Дурной разговор, вранье явное. И молчать не лучше, потому как ясно — молчание той же ложью становится. Надо было обратно в Мельши Ласку отправлять вместе с Хэбу и Майне… И нельзя было из-за них же, её собственного желания, тысячи иных причин «за» и лишь одной «против». И теперь эта единственная причина разрослась, расцвела по весне. И вопросами в том числе.
— Бельт, ну куда ты влез?! Не думай, что и сейчас получится отмолчаться! Нет, я требую. Ты думаешь, что хорошо устроился. Ты думаешь, что нужен Ирджину и это навсегда? Удачу за хвост ухватил и теперь хоть в нойоны, хоть в шады, хоть…
Замолчала. Смотрела пристально, только в темноте ее собственные глаза были черны, как треклятая река, и белыми цветами плыли в них отблески Ночного Ока.
— Скоро, — пообещал Бельт. — Скоро я расскажу тебе.
Теплый ветер по воде, яблоневый снег. И к диким демонам заговоры. Завтра. Завтра тоже будет день.
И новый день настал. А потом еще один, и следующий за ним вдогонку. Дни летели, осыпаясь яблоневым цветом. Все было обыкновенно. Все было предопределено.
В ее глазах стучатся бабочки. Лезут друг на друга, дрожат зелеными крыльцами, вот-вот прорвут тонкую границу. Вылетят. Свирепый рой, тяжелый строй, конница крылатая. По взгляду, по следу, отыщут.
Я не близко, но слышу их. Шелест-шелест, скрип едва различимый ухом. Или и вовсе неразличимый, если прислушаться, но они у нее есть. Там, в голове. Я знаю. Откуда? Мне кто-то сказал.
Кто?
Злой старик.
— Ишь как смотрит-то, — шепелявит он, разрывая клюкой солому. — Выглядывает. Тебя выглядывает.

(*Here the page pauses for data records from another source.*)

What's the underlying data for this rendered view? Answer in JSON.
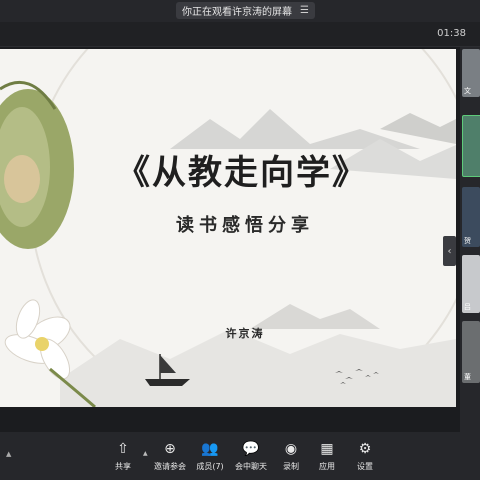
{
  "top": {
    "share_banner": "你正在观看许京涛的屏幕",
    "banner_icon": "menu-icon",
    "timer": "01:38"
  },
  "slide": {
    "title": "《从教走向学》",
    "subtitle": "读书感悟分享",
    "author": "许京涛"
  },
  "participants": [
    {
      "label": "文"
    },
    {
      "label": ""
    },
    {
      "label": "贺"
    },
    {
      "label": "吕"
    },
    {
      "label": "董"
    }
  ],
  "toolbar": {
    "items": [
      {
        "label": "共享",
        "icon": "share-screen-icon"
      },
      {
        "label": "邀请参会",
        "icon": "invite-icon"
      },
      {
        "label": "成员(7)",
        "icon": "members-icon"
      },
      {
        "label": "会中聊天",
        "icon": "chat-icon"
      },
      {
        "label": "录制",
        "icon": "record-icon"
      },
      {
        "label": "应用",
        "icon": "apps-icon"
      },
      {
        "label": "设置",
        "icon": "settings-icon"
      }
    ]
  },
  "colors": {
    "bar": "#26272b",
    "slide_bg": "#f5f4f1",
    "ink": "#1f1f1f",
    "lotus_green": "#8fa05c"
  }
}
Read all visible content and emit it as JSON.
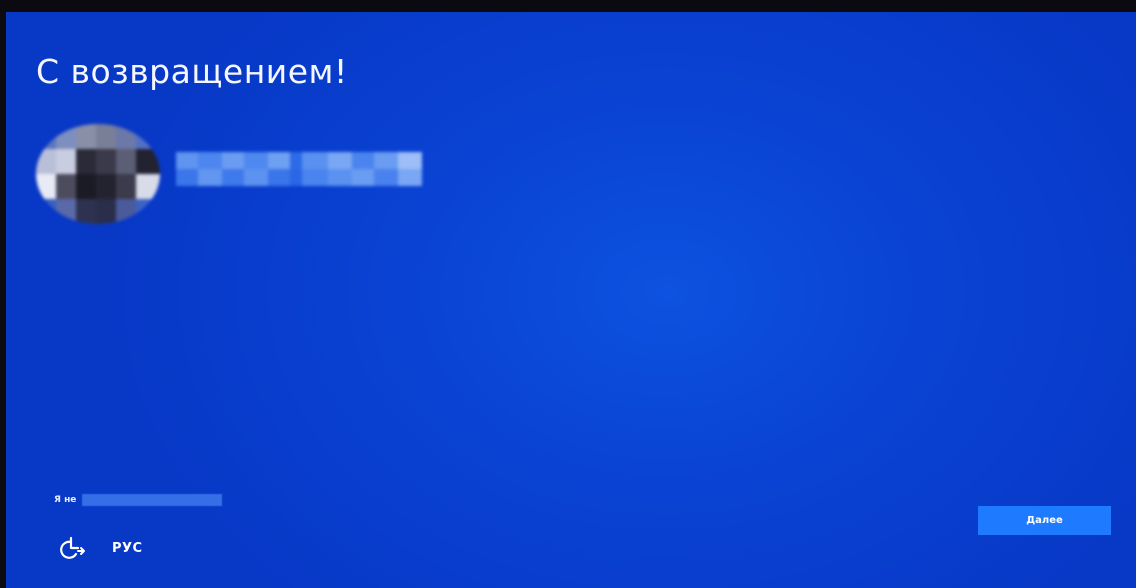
{
  "screen": {
    "title": "С возвращением!",
    "background_color": "#0a43d4",
    "accent_color": "#1e7bff"
  },
  "account": {
    "avatar_icon": "user-avatar-pixelated",
    "username_redacted": true
  },
  "footer": {
    "not_me_prefix": "Я не",
    "accessibility_icon": "ease-of-access-icon",
    "language_label": "РУС",
    "next_button_label": "Далее"
  }
}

У старика бабочки умерли — муть внутри, пепел перегоревших дней, и это хорошо.
Безопасно.
А бабочки… Бабочек нужно убить.
Злой ветер пришел с юга. Горячий и беспокойный, он сыпал пылью на тугую, ряской затянутую воду в канаве. Растревоженные, клекотали гуси, беспокоились люди, и только хитрый Ялко, выползая за ворота, щурился, нюхал воздух, лениво приговаривая:
— Вот посушит, всех посушит. Пойдет палом, ох пойдет.
Как в воду глядел.
Занялось ночью, в амбаре. Полыхнуло радостно. Загудело, поскакав по остаткам прошлогодней соломы. Рассыпалось алым жаром по стенам, рыча, обгладывая гниловатое дерево. Давясь.
— Воды! — Бельт вылетел во двор. Один взгляд, и понятно: амбар уже не спасти. И птичник тлеет с дальнего угла, дымит, верещит голосами перепуганных птиц.
— Орин, людей выводи! Ставь цепью!
С треском и стоном проседала кровля. Колыхались стены. Роем мошкары вились искры.
— Людей!
— Пошли! Пошли, страхолюды! Шевелитесь, вашу ж мать!
Пинками, криками, ударами — во двор. Оплеухами унять истерику. Не слушать диковатого хохота Хрызни и Ялкиного бормотания. Тушить. Пока по стеночке частокола, по крышам, по знойному воздуху не добрались огненные мухи до других домов.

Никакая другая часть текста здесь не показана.